Sun Hongmao, Nguyen Kimloan, Kerns Edward, Yan Zhengyin, Yu Kyeong Ri, Shah Pranav, Jadhav Ajit, Xu Xin
National Center for Advancing Translational Sciences (NCATS), National Institutes of Health, Bethesda, MD 20892, USA.
National Center for Advancing Translational Sciences (NCATS), National Institutes of Health, Bethesda, MD 20892, USA.
Bioorg Med Chem. 2017 Feb 1;25(3):1266-1276. doi: 10.1016/j.bmc.2016.12.049. Epub 2016 Dec 31.

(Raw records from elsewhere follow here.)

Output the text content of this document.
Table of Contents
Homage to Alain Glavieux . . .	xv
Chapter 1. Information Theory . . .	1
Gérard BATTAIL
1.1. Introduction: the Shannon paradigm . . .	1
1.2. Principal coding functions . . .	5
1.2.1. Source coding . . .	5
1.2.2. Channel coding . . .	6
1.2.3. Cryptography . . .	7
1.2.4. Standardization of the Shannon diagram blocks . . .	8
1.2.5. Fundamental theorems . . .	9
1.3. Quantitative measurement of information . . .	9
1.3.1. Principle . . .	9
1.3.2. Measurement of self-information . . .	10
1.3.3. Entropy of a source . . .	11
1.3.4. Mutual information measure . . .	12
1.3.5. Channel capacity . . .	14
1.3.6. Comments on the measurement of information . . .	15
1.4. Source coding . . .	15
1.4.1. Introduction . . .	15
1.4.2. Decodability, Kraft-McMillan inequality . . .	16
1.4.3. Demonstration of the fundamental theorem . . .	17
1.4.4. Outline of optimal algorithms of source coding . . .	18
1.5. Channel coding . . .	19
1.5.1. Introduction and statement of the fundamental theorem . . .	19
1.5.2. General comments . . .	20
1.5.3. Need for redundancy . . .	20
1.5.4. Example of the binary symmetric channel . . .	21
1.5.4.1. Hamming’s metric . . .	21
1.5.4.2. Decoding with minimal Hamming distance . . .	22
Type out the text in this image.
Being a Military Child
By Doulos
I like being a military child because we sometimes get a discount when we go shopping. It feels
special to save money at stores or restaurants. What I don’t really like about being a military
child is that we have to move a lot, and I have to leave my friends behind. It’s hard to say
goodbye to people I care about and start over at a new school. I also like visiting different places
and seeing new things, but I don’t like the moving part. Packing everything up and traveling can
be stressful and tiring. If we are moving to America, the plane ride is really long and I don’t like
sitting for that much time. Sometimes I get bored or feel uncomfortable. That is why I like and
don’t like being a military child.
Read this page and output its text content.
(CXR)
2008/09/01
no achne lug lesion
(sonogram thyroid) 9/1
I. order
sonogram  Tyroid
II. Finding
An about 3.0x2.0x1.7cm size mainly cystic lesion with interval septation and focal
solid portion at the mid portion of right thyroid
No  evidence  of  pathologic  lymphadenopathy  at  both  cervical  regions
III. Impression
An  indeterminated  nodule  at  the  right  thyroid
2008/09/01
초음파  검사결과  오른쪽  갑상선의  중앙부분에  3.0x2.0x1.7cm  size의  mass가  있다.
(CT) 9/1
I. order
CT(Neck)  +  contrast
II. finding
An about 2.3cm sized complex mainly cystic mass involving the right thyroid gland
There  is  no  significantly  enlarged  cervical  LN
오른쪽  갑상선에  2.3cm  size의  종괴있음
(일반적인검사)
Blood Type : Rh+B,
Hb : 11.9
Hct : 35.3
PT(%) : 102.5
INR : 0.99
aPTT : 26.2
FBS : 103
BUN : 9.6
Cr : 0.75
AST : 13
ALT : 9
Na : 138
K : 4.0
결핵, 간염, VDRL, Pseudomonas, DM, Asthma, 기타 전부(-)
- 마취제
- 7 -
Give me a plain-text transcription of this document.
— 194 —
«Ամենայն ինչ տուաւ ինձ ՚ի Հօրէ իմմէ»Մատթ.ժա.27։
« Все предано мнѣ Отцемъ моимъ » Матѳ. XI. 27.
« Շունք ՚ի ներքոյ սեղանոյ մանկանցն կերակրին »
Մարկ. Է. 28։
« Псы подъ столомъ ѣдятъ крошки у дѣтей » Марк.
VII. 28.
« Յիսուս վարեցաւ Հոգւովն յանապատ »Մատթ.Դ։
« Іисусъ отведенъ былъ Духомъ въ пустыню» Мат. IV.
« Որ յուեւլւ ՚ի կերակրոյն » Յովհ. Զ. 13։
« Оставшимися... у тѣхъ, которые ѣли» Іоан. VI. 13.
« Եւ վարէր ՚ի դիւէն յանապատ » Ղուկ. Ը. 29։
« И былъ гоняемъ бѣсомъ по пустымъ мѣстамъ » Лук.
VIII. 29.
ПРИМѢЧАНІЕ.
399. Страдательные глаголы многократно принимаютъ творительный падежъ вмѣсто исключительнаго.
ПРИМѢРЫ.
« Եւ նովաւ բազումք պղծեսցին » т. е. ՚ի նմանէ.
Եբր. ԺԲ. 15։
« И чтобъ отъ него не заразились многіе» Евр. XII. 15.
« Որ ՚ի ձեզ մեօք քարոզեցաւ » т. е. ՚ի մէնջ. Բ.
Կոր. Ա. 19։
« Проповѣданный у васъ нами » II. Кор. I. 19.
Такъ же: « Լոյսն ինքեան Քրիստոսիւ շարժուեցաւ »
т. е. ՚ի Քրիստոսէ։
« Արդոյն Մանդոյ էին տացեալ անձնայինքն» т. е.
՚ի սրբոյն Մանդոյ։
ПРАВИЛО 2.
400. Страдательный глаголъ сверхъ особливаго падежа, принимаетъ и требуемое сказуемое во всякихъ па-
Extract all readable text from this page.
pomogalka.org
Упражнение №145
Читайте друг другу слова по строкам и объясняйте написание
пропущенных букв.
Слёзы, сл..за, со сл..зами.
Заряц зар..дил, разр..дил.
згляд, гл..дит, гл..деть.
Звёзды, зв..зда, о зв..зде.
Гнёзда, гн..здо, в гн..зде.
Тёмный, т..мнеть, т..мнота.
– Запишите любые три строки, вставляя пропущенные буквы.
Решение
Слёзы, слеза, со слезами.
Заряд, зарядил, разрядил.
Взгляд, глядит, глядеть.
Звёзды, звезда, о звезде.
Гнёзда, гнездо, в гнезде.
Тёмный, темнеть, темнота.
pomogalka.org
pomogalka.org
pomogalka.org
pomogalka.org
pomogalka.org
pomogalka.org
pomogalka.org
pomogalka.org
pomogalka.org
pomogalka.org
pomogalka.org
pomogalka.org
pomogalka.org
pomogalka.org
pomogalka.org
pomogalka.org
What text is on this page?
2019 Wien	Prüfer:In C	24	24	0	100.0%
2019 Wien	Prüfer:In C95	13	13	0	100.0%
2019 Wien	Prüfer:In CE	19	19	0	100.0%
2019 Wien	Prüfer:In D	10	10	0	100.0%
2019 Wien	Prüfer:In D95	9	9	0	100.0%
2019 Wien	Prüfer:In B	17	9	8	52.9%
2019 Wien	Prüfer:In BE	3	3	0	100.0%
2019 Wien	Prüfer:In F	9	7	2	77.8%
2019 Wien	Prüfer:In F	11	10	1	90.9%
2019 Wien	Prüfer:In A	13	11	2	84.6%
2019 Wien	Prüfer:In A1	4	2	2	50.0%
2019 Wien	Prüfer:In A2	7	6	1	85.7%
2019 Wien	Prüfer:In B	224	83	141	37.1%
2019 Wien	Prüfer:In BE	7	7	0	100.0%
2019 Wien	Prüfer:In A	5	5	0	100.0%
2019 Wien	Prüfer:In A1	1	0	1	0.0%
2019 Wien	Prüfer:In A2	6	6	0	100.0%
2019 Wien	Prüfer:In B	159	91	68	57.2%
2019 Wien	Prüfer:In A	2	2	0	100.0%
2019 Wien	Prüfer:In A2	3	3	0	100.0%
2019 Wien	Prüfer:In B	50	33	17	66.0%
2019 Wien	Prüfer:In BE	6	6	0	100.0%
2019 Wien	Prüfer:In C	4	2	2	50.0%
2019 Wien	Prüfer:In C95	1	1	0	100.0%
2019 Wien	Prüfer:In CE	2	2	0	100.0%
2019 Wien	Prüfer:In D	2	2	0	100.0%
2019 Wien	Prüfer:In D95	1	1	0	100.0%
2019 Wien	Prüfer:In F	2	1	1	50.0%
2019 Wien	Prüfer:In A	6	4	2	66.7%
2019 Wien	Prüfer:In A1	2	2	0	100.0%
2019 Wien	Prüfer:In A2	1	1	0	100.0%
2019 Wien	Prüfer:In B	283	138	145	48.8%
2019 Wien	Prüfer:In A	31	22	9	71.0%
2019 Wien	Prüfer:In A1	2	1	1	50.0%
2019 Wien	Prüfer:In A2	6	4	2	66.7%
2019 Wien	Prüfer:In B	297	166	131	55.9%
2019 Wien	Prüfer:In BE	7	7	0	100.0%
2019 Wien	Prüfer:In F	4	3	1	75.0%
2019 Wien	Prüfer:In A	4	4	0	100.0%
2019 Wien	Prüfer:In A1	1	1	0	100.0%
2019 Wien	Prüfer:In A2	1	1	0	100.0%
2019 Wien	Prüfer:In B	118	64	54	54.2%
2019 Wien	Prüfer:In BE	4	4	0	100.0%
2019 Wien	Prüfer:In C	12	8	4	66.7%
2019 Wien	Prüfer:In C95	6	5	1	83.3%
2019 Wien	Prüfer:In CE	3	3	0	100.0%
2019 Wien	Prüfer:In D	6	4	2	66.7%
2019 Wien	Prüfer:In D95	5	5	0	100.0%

Cell membrane permeability is an important determinant for oral absorption and bioavailability of a drug molecule. An in silico model predicting drug permeability is described, which is built based on a large permeability dataset of 7488 compound entries or 5435 structurally unique molecules measured by the same lab using parallel artificial membrane permeability assay (PAMPA). On the basis of customized molecular descriptors, the support vector regression (SVR) model trained with 4071 compounds with quantitative data is able to predict the remaining 1364 compounds with the qualitative data with an area under the curve of receiver operating characteristic (AUC-ROC) of 0.90. The support vector classification (SVC) model trained with half of the whole dataset comprised of both the quantitative and the qualitative data produced accurate predictions to the remaining data with the AUC-ROC of 0.88. The results suggest that the developed SVR model is highly predictive and provides medicinal chemists a useful in silico tool to facilitate design and synthesis of novel compounds with optimal drug-like properties, and thus accelerate the lead optimization in drug discovery.
细胞膜通透性是药物分子口服吸收和生物利用度的重要决定因素。本文描述了一种预测药物通透性的计算机模拟模型,该模型基于一个大型通透性数据集构建,该数据集包含7488个化合物条目或5435个结构独特的分子,这些数据由同一实验室使用平行人工膜通透性测定法(PAMPA)测得。基于定制的分子描述符,使用4071个具有定量数据的化合物训练的支持向量回归(SVR)模型能够预测其余1364个具有定性数据的化合物,其受试者工作特征曲线下面积(AUC-ROC)为0.90。使用由定量和定性数据组成的整个数据集的一半训练的支持向量分类(SVC)模型对其余数据进行了准确预测,AUC-ROC为0.88。结果表明,所开发的SVR模型具有高度预测性,为药物化学家提供了一种有用的计算机模拟工具,以促进具有最佳类药性质的新型化合物的设计和合成,从而加速药物发现中的先导优化。